Goalkeeper Jimmy Maurer had a great view the last time the New York Cosmos played in the NASL title match. Thing was it was not from the spot between the goalposts he has become accustomed to the past two years.
Instead, it was from the bench as the backup to Kyle Reynish when the Cosmos, in their reboot season, went to Atlanta and defeated the Silverbacks, 1-0, in 2013 to raise the Soccer Bowl trophy for the first time since 1982.
“As a professional you want to be in final,” Maurer said last Saturday after backstopping the Cosmos’ 2-1 win over Fort Lauderdale in a semifinal match in The Championship at MCU Park in the Coney Island section of Brooklyn, N.Y. “In 2013 it was awesome being a part of the team and winning, but it’s always a little bit different when it’s your team, when you’ve been playing all year. Now, I’m really excited and looking forward to a great match on Sunday.”
Now, it is Maurer’s team, a club that finished No. 1 overall in the NASL this year, winning the Spring Season title and finishing first in the Combined Standings to clinch home-field advantage throughout the postseason. The season, for Maurer, the Cosmos, and the league will culminate on Sunday evening when New York hosts No. 2 Ottawa Fury FC in The Championship Final at Shuart Stadium in Hempstead, N.Y. with kickoff slated for 5 p.m. ET.

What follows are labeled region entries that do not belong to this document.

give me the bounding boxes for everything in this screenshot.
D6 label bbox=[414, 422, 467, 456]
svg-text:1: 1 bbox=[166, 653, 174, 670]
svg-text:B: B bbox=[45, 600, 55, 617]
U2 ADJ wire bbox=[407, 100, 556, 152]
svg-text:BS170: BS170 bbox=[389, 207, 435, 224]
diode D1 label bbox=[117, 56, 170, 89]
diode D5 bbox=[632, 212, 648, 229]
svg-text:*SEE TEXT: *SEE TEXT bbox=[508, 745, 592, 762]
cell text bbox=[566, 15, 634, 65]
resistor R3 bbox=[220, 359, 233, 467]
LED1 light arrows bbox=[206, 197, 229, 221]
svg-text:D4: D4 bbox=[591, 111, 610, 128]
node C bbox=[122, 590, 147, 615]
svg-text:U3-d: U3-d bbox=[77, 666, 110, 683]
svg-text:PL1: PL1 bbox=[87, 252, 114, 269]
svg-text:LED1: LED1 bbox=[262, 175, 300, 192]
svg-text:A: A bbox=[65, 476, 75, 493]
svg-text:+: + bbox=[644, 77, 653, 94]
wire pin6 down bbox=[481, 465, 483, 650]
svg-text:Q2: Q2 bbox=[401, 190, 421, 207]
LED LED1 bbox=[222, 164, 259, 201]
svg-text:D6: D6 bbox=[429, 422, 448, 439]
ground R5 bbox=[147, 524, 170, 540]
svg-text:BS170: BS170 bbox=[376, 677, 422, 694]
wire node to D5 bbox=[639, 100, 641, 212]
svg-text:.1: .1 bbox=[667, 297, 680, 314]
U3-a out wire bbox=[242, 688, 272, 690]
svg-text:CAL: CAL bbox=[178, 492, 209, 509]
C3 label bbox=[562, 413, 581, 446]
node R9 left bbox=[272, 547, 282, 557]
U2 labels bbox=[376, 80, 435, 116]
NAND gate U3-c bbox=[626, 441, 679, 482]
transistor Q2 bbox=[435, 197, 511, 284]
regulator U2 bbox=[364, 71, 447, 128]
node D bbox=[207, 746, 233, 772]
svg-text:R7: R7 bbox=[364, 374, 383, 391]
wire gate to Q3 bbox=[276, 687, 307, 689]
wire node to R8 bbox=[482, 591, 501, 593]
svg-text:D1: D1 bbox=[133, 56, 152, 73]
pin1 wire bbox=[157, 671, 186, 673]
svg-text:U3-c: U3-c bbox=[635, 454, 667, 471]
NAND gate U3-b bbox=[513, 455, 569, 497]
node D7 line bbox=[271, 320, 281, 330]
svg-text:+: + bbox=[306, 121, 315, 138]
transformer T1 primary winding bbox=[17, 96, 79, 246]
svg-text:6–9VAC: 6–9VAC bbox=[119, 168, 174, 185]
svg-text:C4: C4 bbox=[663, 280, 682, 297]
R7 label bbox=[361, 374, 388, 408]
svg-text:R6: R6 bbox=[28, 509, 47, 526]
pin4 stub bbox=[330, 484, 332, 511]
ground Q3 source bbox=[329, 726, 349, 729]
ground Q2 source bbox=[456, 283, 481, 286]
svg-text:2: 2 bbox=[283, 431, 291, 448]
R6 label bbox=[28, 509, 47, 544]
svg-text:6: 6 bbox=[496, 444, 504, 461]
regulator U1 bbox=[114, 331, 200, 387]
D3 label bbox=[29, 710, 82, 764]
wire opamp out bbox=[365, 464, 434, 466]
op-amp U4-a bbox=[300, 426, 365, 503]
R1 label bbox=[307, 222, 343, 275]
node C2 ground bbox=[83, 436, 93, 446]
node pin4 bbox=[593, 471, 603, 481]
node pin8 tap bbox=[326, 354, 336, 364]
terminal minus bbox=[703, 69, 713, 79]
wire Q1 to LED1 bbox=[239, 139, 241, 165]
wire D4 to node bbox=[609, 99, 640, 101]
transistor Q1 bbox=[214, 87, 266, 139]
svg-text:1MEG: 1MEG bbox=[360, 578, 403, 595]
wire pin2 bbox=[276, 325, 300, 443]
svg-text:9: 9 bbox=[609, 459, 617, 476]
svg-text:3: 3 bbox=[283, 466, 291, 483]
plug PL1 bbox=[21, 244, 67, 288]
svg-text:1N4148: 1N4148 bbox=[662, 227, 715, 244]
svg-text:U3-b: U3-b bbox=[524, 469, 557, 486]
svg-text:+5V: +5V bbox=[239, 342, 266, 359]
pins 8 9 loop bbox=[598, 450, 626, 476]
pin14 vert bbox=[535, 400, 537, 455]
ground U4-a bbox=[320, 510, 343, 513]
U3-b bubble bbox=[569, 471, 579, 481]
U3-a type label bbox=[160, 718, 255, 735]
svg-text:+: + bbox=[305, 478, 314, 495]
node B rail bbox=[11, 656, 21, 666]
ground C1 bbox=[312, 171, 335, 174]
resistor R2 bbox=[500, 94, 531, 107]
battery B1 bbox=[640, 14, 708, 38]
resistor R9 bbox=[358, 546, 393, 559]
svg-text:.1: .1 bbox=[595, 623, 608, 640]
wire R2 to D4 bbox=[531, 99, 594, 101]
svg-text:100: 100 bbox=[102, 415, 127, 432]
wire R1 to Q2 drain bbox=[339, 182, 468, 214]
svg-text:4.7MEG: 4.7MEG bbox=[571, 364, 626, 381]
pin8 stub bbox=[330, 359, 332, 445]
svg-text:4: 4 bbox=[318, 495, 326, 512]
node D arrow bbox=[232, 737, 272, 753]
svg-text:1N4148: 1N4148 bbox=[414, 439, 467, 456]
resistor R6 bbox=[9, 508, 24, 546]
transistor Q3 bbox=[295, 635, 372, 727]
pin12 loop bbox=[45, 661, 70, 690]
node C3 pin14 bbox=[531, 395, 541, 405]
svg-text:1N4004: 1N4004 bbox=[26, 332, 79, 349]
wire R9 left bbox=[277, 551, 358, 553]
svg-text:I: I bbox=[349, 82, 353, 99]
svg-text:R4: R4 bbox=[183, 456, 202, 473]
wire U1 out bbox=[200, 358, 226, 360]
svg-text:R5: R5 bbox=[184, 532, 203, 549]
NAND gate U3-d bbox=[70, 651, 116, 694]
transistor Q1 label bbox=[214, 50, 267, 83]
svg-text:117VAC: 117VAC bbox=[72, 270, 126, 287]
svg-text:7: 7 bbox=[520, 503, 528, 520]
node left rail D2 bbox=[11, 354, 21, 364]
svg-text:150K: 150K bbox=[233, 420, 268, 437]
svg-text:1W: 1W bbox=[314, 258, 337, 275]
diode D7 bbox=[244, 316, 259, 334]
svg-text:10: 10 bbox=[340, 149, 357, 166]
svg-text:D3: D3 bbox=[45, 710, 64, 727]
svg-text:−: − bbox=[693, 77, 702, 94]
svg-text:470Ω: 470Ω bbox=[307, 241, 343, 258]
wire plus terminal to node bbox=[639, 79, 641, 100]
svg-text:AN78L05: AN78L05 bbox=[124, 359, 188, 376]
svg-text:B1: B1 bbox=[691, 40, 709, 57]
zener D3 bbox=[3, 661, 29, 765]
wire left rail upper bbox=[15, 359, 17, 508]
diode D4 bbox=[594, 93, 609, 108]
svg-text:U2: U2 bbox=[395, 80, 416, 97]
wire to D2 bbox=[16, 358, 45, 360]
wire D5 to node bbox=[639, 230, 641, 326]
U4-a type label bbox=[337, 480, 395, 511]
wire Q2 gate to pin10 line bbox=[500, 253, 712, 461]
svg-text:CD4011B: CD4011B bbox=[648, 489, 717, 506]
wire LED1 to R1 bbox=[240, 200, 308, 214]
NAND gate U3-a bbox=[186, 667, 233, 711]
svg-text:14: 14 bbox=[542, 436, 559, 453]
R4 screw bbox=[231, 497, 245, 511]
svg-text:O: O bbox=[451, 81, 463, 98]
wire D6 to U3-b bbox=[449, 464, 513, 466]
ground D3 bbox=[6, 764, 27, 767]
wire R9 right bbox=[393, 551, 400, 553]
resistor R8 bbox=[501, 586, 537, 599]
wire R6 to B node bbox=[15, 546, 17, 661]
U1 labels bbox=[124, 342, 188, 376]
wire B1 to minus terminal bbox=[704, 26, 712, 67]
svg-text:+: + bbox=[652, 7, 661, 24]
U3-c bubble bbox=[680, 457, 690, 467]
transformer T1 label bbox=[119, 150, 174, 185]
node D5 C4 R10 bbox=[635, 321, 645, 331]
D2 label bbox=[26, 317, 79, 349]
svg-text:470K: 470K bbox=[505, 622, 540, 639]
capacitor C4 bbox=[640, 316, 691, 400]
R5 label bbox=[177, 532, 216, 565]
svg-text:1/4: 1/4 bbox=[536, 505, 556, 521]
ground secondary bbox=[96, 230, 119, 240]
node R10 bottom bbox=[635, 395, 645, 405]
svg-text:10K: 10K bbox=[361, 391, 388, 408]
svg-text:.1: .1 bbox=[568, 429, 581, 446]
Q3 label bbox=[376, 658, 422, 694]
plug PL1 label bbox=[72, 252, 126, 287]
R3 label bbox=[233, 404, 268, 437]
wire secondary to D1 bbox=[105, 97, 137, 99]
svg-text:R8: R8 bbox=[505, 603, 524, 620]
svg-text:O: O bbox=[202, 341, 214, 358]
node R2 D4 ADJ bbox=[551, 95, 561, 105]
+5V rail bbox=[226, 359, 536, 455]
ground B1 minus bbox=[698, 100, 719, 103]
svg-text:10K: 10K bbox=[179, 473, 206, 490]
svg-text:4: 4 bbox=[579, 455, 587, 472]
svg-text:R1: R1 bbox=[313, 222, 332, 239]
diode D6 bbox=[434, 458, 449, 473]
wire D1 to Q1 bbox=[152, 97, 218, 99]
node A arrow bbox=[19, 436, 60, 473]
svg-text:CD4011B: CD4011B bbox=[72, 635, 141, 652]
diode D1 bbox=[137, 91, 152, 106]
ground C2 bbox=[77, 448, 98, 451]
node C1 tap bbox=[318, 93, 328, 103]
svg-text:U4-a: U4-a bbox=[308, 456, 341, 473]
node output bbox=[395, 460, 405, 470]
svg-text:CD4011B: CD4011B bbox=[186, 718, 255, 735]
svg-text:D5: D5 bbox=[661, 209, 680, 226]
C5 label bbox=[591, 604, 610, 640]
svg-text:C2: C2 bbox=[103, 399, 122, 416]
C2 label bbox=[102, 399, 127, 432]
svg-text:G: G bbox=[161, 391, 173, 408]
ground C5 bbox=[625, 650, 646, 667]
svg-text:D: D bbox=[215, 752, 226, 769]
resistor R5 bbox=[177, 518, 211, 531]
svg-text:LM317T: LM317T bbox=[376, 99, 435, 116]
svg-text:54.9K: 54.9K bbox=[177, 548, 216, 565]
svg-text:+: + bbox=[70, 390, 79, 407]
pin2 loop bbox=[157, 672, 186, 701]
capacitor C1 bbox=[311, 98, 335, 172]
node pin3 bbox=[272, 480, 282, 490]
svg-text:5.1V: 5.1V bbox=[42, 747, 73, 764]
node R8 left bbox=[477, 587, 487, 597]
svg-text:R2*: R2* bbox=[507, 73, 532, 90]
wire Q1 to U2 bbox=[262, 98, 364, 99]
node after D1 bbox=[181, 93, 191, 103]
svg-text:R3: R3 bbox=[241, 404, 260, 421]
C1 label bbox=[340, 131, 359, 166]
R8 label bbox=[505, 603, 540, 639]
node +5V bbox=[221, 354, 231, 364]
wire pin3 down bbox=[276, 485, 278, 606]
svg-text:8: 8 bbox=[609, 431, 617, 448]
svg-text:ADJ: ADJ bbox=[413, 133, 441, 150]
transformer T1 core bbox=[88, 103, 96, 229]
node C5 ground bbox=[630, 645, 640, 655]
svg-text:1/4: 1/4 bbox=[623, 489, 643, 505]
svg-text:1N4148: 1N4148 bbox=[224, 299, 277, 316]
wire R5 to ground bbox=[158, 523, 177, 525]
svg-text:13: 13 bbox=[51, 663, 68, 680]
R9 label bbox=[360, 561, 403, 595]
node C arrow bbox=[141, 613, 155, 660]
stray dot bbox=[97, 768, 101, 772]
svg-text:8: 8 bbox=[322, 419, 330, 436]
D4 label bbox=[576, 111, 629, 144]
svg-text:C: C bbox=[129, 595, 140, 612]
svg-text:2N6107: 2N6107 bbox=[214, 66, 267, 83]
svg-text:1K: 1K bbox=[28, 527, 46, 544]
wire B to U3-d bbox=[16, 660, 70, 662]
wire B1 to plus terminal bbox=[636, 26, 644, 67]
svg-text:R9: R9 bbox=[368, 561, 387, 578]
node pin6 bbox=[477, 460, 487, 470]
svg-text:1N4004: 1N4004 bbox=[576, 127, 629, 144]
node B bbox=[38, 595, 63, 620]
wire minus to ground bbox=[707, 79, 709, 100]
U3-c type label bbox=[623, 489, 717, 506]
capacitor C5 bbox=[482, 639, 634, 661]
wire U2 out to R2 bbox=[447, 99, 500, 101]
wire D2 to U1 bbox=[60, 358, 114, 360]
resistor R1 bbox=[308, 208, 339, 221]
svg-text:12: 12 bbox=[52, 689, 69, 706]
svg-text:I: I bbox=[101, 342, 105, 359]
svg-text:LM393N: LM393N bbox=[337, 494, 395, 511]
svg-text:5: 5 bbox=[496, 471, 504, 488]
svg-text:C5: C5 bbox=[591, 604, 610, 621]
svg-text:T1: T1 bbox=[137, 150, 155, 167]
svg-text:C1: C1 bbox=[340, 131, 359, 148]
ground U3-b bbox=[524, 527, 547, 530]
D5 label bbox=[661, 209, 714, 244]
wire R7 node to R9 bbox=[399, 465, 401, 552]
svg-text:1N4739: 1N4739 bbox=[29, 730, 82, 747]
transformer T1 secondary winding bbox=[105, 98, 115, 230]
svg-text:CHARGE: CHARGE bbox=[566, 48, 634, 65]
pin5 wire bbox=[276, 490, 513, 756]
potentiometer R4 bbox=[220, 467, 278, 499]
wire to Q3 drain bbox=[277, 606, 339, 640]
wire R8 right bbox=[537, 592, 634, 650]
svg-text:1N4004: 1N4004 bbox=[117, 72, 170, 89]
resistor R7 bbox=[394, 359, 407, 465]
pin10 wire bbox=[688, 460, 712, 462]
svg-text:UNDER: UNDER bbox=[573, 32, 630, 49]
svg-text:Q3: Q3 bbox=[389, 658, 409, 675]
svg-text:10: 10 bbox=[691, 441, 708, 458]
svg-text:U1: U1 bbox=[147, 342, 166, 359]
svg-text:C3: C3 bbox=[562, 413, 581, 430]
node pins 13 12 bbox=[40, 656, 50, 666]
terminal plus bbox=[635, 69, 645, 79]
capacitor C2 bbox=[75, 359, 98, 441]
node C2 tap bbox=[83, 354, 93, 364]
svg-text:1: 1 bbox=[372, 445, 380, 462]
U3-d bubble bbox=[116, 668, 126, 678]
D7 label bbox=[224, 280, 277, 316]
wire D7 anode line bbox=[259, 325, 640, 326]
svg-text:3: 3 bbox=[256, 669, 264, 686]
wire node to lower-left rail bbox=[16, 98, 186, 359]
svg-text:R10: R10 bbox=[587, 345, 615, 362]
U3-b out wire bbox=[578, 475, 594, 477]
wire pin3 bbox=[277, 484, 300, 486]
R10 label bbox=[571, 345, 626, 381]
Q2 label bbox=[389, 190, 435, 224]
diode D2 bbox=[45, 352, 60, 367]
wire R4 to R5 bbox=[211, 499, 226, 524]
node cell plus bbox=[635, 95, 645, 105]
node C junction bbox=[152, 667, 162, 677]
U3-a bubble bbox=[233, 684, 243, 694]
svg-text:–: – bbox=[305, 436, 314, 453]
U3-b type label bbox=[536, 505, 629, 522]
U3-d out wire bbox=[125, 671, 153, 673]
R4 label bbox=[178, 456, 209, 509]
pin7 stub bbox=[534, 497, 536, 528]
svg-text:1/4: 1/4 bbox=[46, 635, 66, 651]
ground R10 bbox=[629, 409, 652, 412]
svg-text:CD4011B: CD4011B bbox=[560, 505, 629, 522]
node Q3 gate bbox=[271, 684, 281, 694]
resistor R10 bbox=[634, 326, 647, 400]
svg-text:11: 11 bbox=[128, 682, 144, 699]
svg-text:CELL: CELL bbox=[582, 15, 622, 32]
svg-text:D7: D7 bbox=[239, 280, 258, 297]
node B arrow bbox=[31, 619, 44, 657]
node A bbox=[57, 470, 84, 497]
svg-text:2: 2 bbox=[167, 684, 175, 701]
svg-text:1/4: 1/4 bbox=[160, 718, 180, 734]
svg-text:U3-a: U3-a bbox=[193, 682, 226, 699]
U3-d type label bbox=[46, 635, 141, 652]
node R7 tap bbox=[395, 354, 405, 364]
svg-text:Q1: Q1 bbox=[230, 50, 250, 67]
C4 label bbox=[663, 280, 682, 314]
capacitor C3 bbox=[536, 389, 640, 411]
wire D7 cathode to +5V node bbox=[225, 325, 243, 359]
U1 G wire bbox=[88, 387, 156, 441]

And there is a strange kind of symmetry to this title match. While Maurer will be on the field, not the bench, this time, he is still playing second fiddle – of a kind – to Fury FC’s record-setting goalkeeper Romuald Peiser. While Maurer started 28 games this year and had a 14W-11D-3L record, his stellar 0.93 goals against average and 12 shutouts were only second best to Ottawa’s equally stellar French goalkeeper. Peiser played in 29 games, compiled a 15-10-4 record, a league-record 14 shutouts, a league-record 648-minute shutout streak and a league-leading 0.76 goals against average (which also tied a league record).
The Cosmos are back in the final and Maurer knows that the team’s strong regular season will lose its meaning if the team fails to take home the Soccer Bowl trophy on Sunday.
“It’s huge,” he said, referring to The Championship Final. “It’s what you work all season for. We talked before about everything we did all season, to end up with the top seed is great and that’s what we wanted. But at the end of the day it doesn’t mean anything if you get to the postseason if it all goes out the window. If we would have lost [to the Strikers] what would have that top seed meant? So now it’s huge that we were able to follow through. It was a tough battle.”
Against Fort Lauderdale last Saturday, the Cosmos found themselves trailing by 1-0 after 16 minutes when PC powered a low, hard shot past Maurer. PC nearly made it 2-0 late in the first half, if not for a pivotal save by Mauer. In 2015, the Cosmos were unbeaten when they scored the first goal (11-2-0) but were less successful after conceding first (4-6-4).
“I don’t know what the records or stats were, but everyone is always using the name Cardiac Cosmos,” Maurer said. “All I know is that we never give up. But for me it wasn’t anything out of the ordinary for us to come back. It didn’t change anything, we kept playing our game and knew the chances would come.”
Turning his attention to the save that may have saved the Cosmos season, Maurer said: “It was a tough one. It was skipping off the turf and luckily enough I was able to dig it out and push it wide. Key moments pass in the game at both ends of the field and they had just scored one to go up. Luckily I was able to make the play and keep it at 1-0. The game goes to 2-0 and it could have been tough. There’s always key moments in the game and we were able as a team to come away with the big moments and make them count.”